The report details opposition to the proposed Cycle Superhighway 9, describing it as a fast through-route and claiming that it will not drive business to the area. But it does outline policies that would promote other cycling and pedestrian traffic, such as increased cycle parking near shops. It also looks to promote more affordable car parking facilities for both shoppers and retailers. This, the report states, is particularly important in light of COVID-19, as shoppers are increasingly reluctant to use public transport.
Despite this, the Chiswick Shops Task Force also calls for improved public transport links, for example that TfL should allow the Piccadilly line to stop at Turnham Green.

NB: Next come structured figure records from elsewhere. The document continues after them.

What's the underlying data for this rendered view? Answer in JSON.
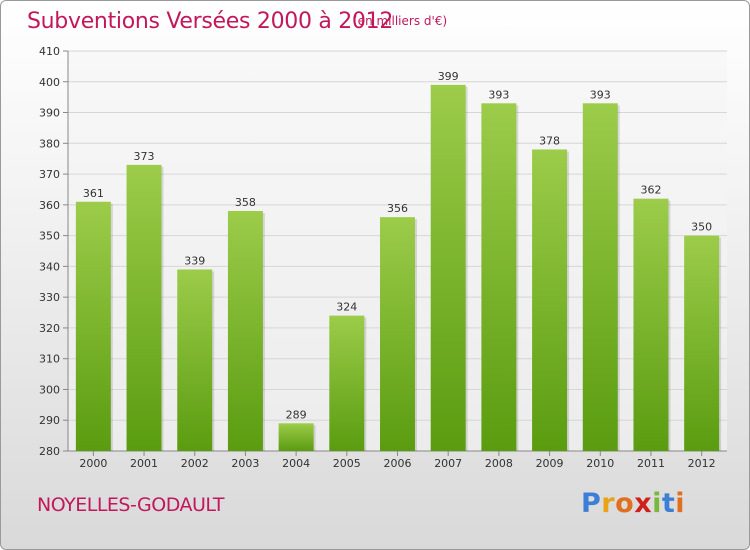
{
  "chart_data": {
    "type": "bar",
    "title": "Subventions Versées 2000 à 2012",
    "subtitle": "(en milliers d'€)",
    "categories": [
      "2000",
      "2001",
      "2002",
      "2003",
      "2004",
      "2005",
      "2006",
      "2007",
      "2008",
      "2009",
      "2010",
      "2011",
      "2012"
    ],
    "values": [
      361,
      373,
      339,
      358,
      289,
      324,
      356,
      399,
      393,
      378,
      393,
      362,
      350
    ],
    "ylim": [
      280,
      410
    ],
    "yticks": [
      280,
      290,
      300,
      310,
      320,
      330,
      340,
      350,
      360,
      370,
      380,
      390,
      400,
      410
    ],
    "grid": true,
    "bar_color_top": "#9ccc4a",
    "bar_color_bottom": "#5a9c10"
  },
  "place_name": "NOYELLES-GODAULT",
  "logo": {
    "letters": [
      "P",
      "r",
      "o",
      "x",
      "i",
      "t",
      "i"
    ],
    "colors": [
      "#3b7fd6",
      "#e8a317",
      "#e07020",
      "#d0201a",
      "#79b83a",
      "#3b7fd6",
      "#e07020"
    ]
  }
}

Cllr. Biddolph stressed the importance of people safely returning to normal life as lockdown eases and praised the ‘extraordinary steps’ that local businesses have taken to make their premises Covid-secure.
“If we want Chiswick to remain a desirable place to live, not just for us, but for people coming after us, we need to support our local trade. If anybody can go out and support them I would urge them to do so – but obviously with caution.”
While the report primarily focuses on independent businesses, it does acknowledge the benefit that larger chain stores bring to the community and seeks to promote collaboration between chains and independent retailers. It calls for larger chains to support local businesses, in order to extend the multiplier throughout the community. For example, it suggests that Sainsbury’s could extend its free parking time limit to allow shoppers to browse other stores and cafes in the area.